Producing a Subject Access Request Report

On occasions data subjects may request from their service provider a summary of the information that is held about them, and to which they have been granted access. In many cases the information held in Safe4 about individuals, or indeed by individuals themselves, may be a small element of the overall data relating to that subject. For this reasons it is essential that the service provider complete an Information Asset Register.

GDPR Requirements

In order to be compliant with GDPR, and to be able to evidence such compliance, organisations should complete a register of all of their information assets. This register should identify where the data is held, the format it is held in, where it originated, who is responsible for it, and other basic details. Clearly much of this information will be held in systems other than Safe4 – a variety of business applications and indeed paper records may constitute the entirety of records about an individual. The Regulation grants data subjects the right to request this information at any time.

Safe4 now provides a means of reporting on the information that is held in the system about an individual user. This can be accessed through the Manage Users function described in the Advanced System Admin section of this guide.
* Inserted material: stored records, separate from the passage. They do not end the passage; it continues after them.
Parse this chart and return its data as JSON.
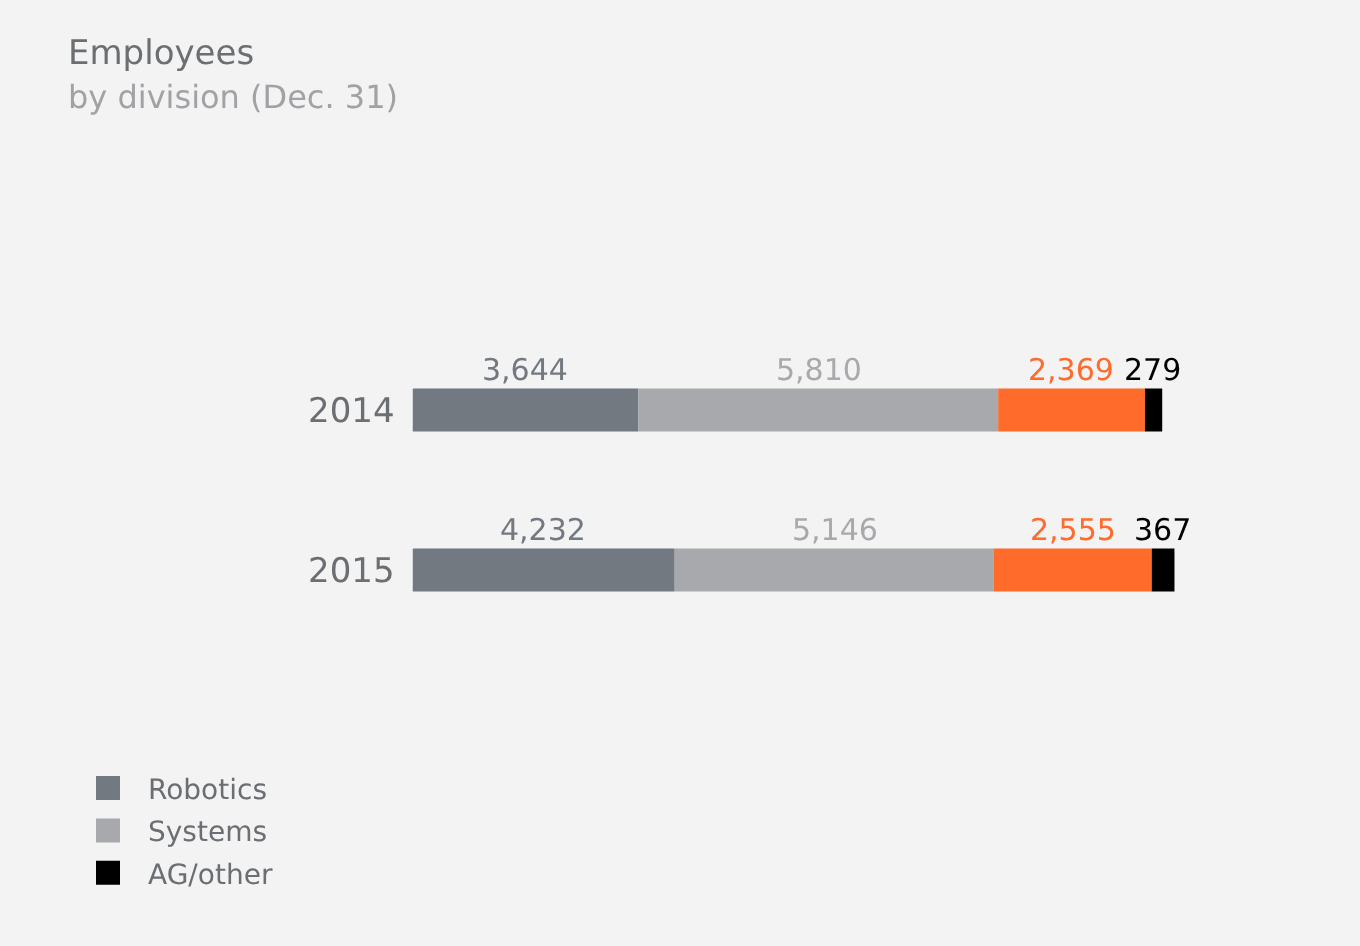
{
  "chart_data": {
    "type": "bar",
    "title": "Employees",
    "subtitle": "by division (Dec. 31)",
    "orientation": "horizontal",
    "stacked": true,
    "categories": [
      "2014",
      "2015"
    ],
    "series": [
      {
        "name": "Robotics",
        "color": "#737980",
        "values": [
          3644,
          4232
        ],
        "value_labels": [
          "3,644",
          "4,232"
        ]
      },
      {
        "name": "Systems",
        "color": "#a7a9ac",
        "values": [
          5810,
          5146
        ],
        "value_labels": [
          "5,810",
          "5,146"
        ]
      },
      {
        "color": "#ff6b2b",
        "values": [
          2369,
          2555
        ],
        "value_labels": [
          "2,369",
          "2,555"
        ]
      },
      {
        "name": "AG/other",
        "color": "#000000",
        "values": [
          279,
          367
        ],
        "value_labels": [
          "279",
          "367"
        ]
      }
    ],
    "legend": "bottom left",
    "grid": false,
    "tick_labels": "y"
  }
}
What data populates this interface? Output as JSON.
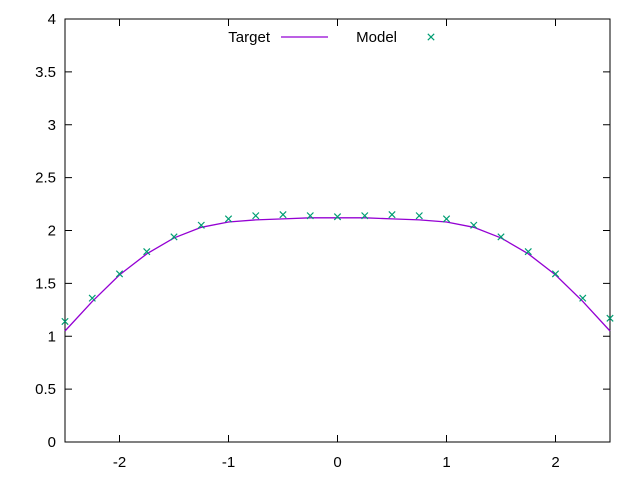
{
  "chart_data": {
    "type": "line",
    "title": "",
    "xlabel": "",
    "ylabel": "",
    "xlim": [
      -2.5,
      2.5
    ],
    "ylim": [
      0,
      4
    ],
    "grid": false,
    "legend_placement": "top-center",
    "x_ticks": [
      "-2",
      "-1",
      "0",
      "1",
      "2"
    ],
    "y_ticks": [
      "0",
      "0.5",
      "1",
      "1.5",
      "2",
      "2.5",
      "3",
      "3.5",
      "4"
    ],
    "series": [
      {
        "name": "Target",
        "style": "line",
        "color": "#9400d3",
        "x": [
          -2.5,
          -2.25,
          -2.0,
          -1.75,
          -1.5,
          -1.25,
          -1.0,
          -0.75,
          -0.5,
          -0.25,
          0.0,
          0.25,
          0.5,
          0.75,
          1.0,
          1.25,
          1.5,
          1.75,
          2.0,
          2.25,
          2.5
        ],
        "y": [
          1.05,
          1.33,
          1.58,
          1.78,
          1.93,
          2.03,
          2.08,
          2.1,
          2.11,
          2.12,
          2.12,
          2.12,
          2.11,
          2.1,
          2.08,
          2.03,
          1.93,
          1.78,
          1.58,
          1.33,
          1.05
        ]
      },
      {
        "name": "Model",
        "style": "points",
        "marker": "x",
        "color": "#009e73",
        "x": [
          -2.5,
          -2.25,
          -2.0,
          -1.75,
          -1.5,
          -1.25,
          -1.0,
          -0.75,
          -0.5,
          -0.25,
          0.0,
          0.25,
          0.5,
          0.75,
          1.0,
          1.25,
          1.5,
          1.75,
          2.0,
          2.25,
          2.5
        ],
        "y": [
          1.14,
          1.36,
          1.59,
          1.8,
          1.94,
          2.05,
          2.11,
          2.14,
          2.15,
          2.14,
          2.13,
          2.14,
          2.15,
          2.14,
          2.11,
          2.05,
          1.94,
          1.8,
          1.59,
          1.36,
          1.17
        ]
      }
    ]
  }
}
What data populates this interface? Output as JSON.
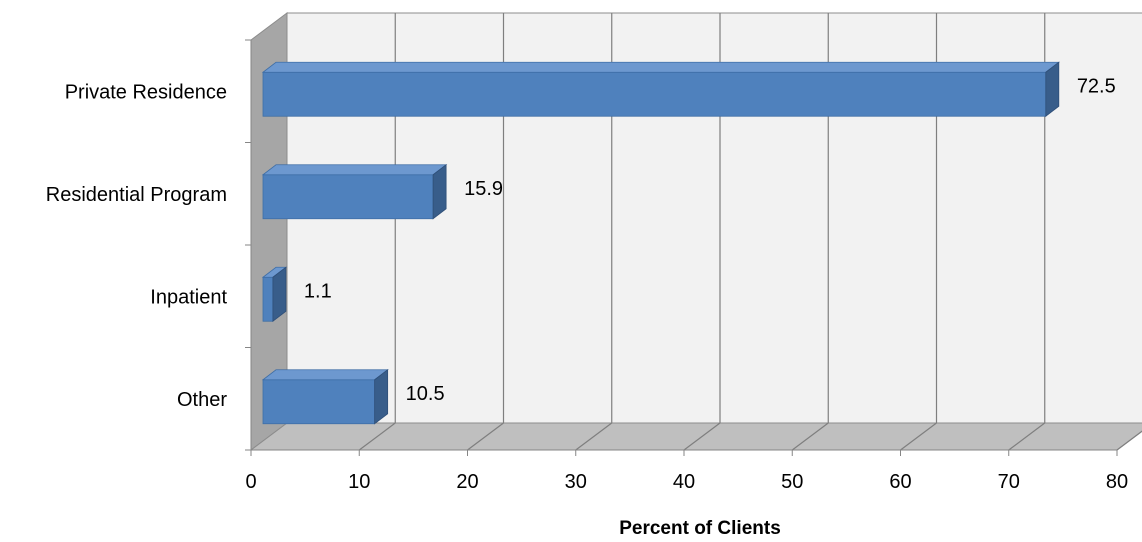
{
  "chart_data": {
    "type": "bar",
    "orientation": "horizontal",
    "style": "3d",
    "categories": [
      "Private Residence",
      "Residential Program",
      "Inpatient",
      "Other"
    ],
    "values": [
      72.5,
      15.9,
      1.1,
      10.5
    ],
    "data_labels": [
      "72.5",
      "15.9",
      "1.1",
      "10.5"
    ],
    "x_ticks": [
      "0",
      "10",
      "20",
      "30",
      "40",
      "50",
      "60",
      "70",
      "80"
    ],
    "xlabel": "Percent of Clients",
    "xlim": [
      0,
      80
    ],
    "grid": true,
    "bar_color": "#4F81BD",
    "bar_top_color": "#6D98CF",
    "bar_side_color": "#385D8A",
    "wall_color": "#F2F2F2",
    "side_wall_color": "#A6A6A6",
    "floor_color": "#BFBFBF"
  }
}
In this illustration the user who has been chosen is known as Safe4 Provider User. If the row representing their record is highlighted several options are shown, including a Subject Access Request button:

Clicking this button will produce a report in PDF format that can be utilised in any way that is required; this can include being saved outside Safe4, or indeed uploaded to Safe4.

Important to bear in mind:  this report will only show the information that the user has chosen to enter into their own My Account settings in Safe4, and a list of the provider accounts and vaults to which they have access. In many instances there may be vaults in Safe4 relating specifically to individuals, containing information that may be required if the data subject requests it. Safe4 does not control the information that is placed into specific vaults, and cannot therefore report on it. Making such information available to the data subject will be the responsibility of the provider who manages the vault in question.